Deco Endures
By Karen Parr-Moody

My husband and I recently welcomed our new baby, Stella Lucy, home. Such an adorable tot needed a stylish nursery and we had been planning it for months.  An Art Deco era Waterfall dresser completely the look (photo, right).

The nursery needed a chest of drawers small enough to fit between the two windows, but large enough to hold clothes and blankets. I was determined to find something that would, at the very least, blend in with the gray-and-white chevron striped curtains that were custom made for the room.

Little did I know that this Waterfall dresser, by way of my husband's grand plan, would become the pièce de résistance that matched the curtains — and the room — to perfection.

Made during the 1930s, Waterfall furniture includes rolled front edges that mimic a waterfall and, to this day, lend the pieces their iconic grace. Such pieces originally came in a brown stain with inlaid marquetry work around the handles, which were often made of Bakelite.

The dresser we found had been refinished in a “shabby chic” style, which didn’t fit the nursery’s look. But it had the original Bakelite handles and those iconic lines.

My husband hatched a plan: He would repaint the dresser in a sleek gray and white to match the curtains.

I watched him sweat in the garage for days as he stripped and repainted this dresser, transforming the vintage piece into a new family heirloom.

Art Deco, while popularized during the “between the wars” years of the Roaring ‘20s, still blends in with homes today. For example, Mid-Century Modern furniture — also known as Danish Modern — intermingles well with Art Deco styles. And for Stella Lucy's nursery, I added a modern day find, the inexpensive "Poang" rocker from Ikea; its bentwood frame echoes the curved lines of the Waterfall dresser.

The era of Art Deco was one of decadence, a golden age during which carefree flappers danced the Charleston and modernity was celebrated. To create the furniture of Art Deco, designers drew from the past, inspired in part by the global excavations taking place at the time. In particular, the 1922 discovery of the tomb of Tutankhamun in Egypt was an influence. While Tut was not buried under a step pyramid, or any pyramid for that matter, the increased visibility of Egyptian antiquities, due to his tomb's discovery, caused such structures to became hallmarks of Art Deco design.

In the photo, above left, is a child's Art Deco wardrobe found at GasLamp Antiques and Decorating Mall. It has been repainted in vivid orange and aqua colors ($300; Booth B-2010). Strong vertical bands, as seen on the handles of this dresser and on the lower brace, are Art Deco hallmarks that reference the architectural discoveries of the era. These include the ziggurats that were found in the ancient Sumerian city of Ur, along with the step pyramids of Egypt. Such vertical bands were used to create a strong sense of line or division.

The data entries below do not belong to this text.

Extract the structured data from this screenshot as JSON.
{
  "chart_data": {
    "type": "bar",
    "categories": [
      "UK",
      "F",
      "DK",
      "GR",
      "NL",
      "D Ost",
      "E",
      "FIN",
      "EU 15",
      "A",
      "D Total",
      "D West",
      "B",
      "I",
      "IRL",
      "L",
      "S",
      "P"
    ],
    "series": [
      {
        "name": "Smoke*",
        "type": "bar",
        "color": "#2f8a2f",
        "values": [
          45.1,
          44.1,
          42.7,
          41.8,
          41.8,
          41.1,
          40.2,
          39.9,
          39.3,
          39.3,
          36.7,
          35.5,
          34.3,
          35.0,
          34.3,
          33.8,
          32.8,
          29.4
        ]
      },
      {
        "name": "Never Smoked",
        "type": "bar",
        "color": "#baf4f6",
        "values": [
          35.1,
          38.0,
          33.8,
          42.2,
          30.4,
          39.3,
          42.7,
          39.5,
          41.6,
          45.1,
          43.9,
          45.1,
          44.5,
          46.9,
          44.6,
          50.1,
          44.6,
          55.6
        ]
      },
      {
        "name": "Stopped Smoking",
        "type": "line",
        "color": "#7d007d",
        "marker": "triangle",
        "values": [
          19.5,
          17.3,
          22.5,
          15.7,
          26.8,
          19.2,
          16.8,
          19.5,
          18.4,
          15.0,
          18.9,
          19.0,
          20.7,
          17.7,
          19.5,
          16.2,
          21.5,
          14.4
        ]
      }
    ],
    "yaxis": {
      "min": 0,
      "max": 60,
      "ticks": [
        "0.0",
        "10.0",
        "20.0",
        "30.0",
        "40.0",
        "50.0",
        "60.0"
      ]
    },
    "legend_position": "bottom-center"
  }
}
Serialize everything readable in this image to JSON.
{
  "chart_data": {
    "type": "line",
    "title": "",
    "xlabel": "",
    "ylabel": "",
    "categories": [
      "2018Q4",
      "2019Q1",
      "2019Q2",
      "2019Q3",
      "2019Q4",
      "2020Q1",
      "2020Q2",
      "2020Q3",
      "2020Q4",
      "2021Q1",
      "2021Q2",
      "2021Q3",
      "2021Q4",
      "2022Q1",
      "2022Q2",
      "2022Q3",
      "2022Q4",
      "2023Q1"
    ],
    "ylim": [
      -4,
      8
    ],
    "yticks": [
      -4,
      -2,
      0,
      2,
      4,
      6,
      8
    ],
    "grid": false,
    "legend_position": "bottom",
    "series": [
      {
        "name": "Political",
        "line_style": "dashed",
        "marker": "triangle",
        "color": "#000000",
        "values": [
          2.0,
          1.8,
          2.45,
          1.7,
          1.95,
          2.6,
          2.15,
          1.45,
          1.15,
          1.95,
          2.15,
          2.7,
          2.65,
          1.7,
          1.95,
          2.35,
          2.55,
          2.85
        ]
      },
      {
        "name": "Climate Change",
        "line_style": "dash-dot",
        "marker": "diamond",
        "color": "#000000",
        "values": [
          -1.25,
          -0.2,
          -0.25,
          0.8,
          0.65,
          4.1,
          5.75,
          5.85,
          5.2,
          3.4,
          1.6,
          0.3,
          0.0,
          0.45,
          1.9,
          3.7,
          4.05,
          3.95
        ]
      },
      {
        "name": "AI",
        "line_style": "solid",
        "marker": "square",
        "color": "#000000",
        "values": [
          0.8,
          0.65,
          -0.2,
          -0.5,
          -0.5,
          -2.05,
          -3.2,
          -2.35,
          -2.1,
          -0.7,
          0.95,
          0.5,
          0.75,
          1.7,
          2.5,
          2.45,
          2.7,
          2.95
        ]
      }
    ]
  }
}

Along with ziggurats, other designs typical of Art Deco are chevron patterns, such as those seen in the door of this wonderful humidor/smoking stand, right, which is lined in copper ($395; Booth B-225). Another Art Deco traits is seen in this stand: The use of Bakelite in the knob, as man-made materials were used to celebrate the “Machine Age.” Glass and stainless steel were other common materials of the period.

Something one finds in Art Deco are extremely graphic patterns that are repeated within a piece, such as those seen in this oak bookcase with glass doors, which is American from the 1930s ($495; Booth B-2007). As with Waterfall furniture, this bookcase possesses the sweeping curves that were typical of the period. Another Art Deco element seen in this piece are the streamlined feet. Such aerodynamic streamlining is typical of later Art Deco details and resembles the streamlined trains being designed at the time.

Art Deco furniture is unusual among the antique genres in that, while it has a retro charm, it still looks as fresh today as it did when it was designed. Perhaps that is because its designers were looking to what they imagined was the future. Perhaps it is simply because the design is clean and flowing, like a Frank Lloyd Wright home. Whatever the reason, Art Deco style endures to this day.